Maitresse D'un Homme Marié Saison 1

Ah, Maîtresse d'un homme marié saison 1. On en parle, ou pas ? Parce que franchement, ce petit bijou de télévision, c'est un peu comme ce gâteau au chocolat un peu trop riche qu'on n'ose pas avouer qu'on adore. C'est pas la haute littérature, c'est sûr. Mais est-ce que ça nous a pas divertis, quand même ? Allez, avouons-le, un petit peu.
On y découvre « Mélodie », la maîtresse. Oui, je sais, le prénom est… disons, très évocateur. Elle est belle, elle est sophistiquée, elle a apparemment beaucoup trop de temps libre pour s'occuper d'un homme déjà pris. Et lui, le marié, on va dire que sa vie a pris un tournant « inattendu ». Sa femme ? Une présence… distante, on va dire. Elle est là, elle ne l'est pas. Un peu comme le motif sur le papier peint.
Ce qui est drôle avec cette série, c'est la manière dont elle dépeint les situations. C'est tellement exagéré, tellement loin de notre quotidien de gens normaux qui luttent pour trouver une place de parking le samedi. On a envie de dire : « Mais sérieusement ? » Et pourtant, on continue de regarder. On est curieux. On se demande comment ça va finir. Est-ce que le mari va enfin choisir ? Est-ce que la maîtresse va trouver mieux ? Est-ce que la femme va découvrir le pot aux roses et réagir avec une telle violence que ça en deviendrait presque un spectacle de cirque ? On ne sait pas, et c'est ça qui est bon.
Et parlons des dialogues ! C'est pas du Molière, on est d'accord. C'est plutôt du style : « Je t'aime, mais mon cœur est partagé. » Ou encore, ce classique : « C'est compliqué. » Ah, la fameuse excuse universelle pour tout et n'importe quoi ! C'est presque réconfortant de voir que même dans les drames les plus… disons, « colorés », les gens s'expriment de manière aussi directe. Pas de fioritures inutiles. On va droit au but, même si le but est une situation complètement loufoque.
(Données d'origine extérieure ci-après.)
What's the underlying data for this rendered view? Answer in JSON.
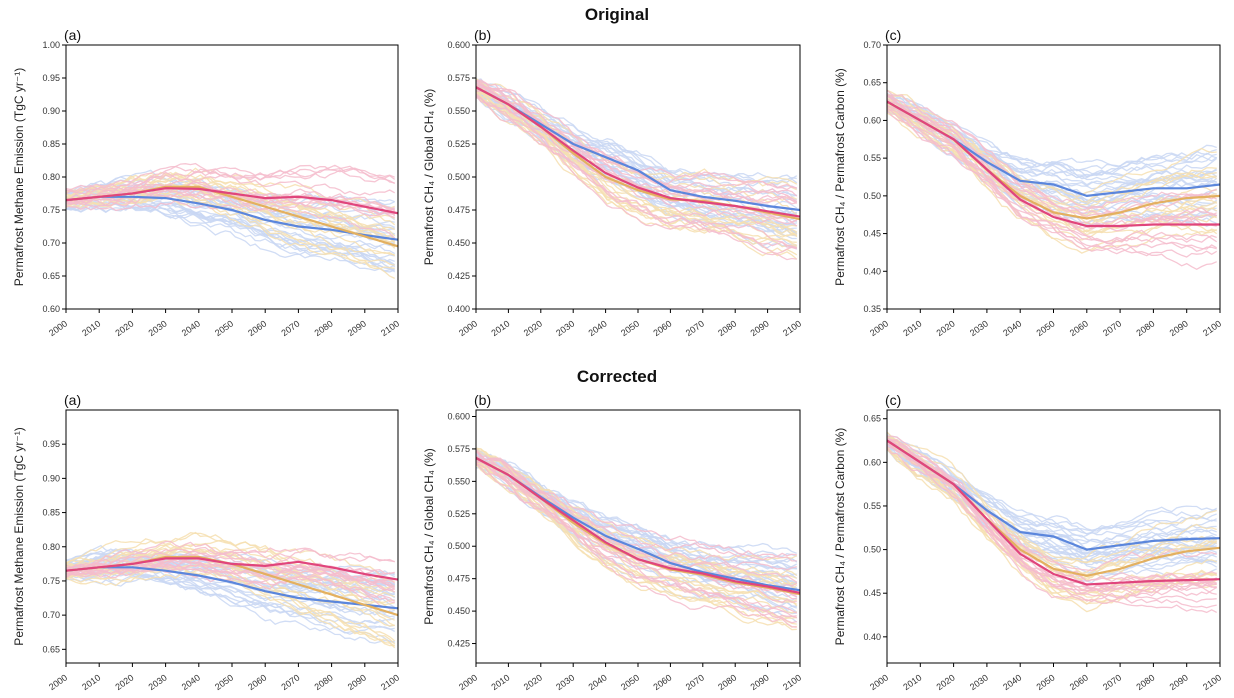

Certains diront que c'est niais. D'autres, que c'est une insulte à l'intelligence. Moi, je dis que c'est une petite évasion. C'est comme regarder un feuilleton américain des années 80, mais en version française et avec un peu plus de… « réalisme » à la française, si vous voyez ce que je veux dire. On n'est pas là pour apprendre la vie, on est là pour se faire plaisir. C'est un peu comme manger une pâtisserie : c'est pas forcément bon pour la santé, mais ça fait du bien au moral.
Et puis, il y a le côté « tellement pas nous ». On n'a pas de majordome qui organise nos rendez-vous secrets. On n'a pas de villa avec vue sur la mer pour nos escapades clandestines. Notre plus grand drame, c'est souvent de savoir si on a bien fermé la porte à double tour. Alors, quand on voit « Mélodie » avec ses robes élégantes et ses conversations passionnées, ça nous fait voyager un peu. Ça nous sort de notre routine. C'est un peu comme lire un magazine people, mais en version série télévisée.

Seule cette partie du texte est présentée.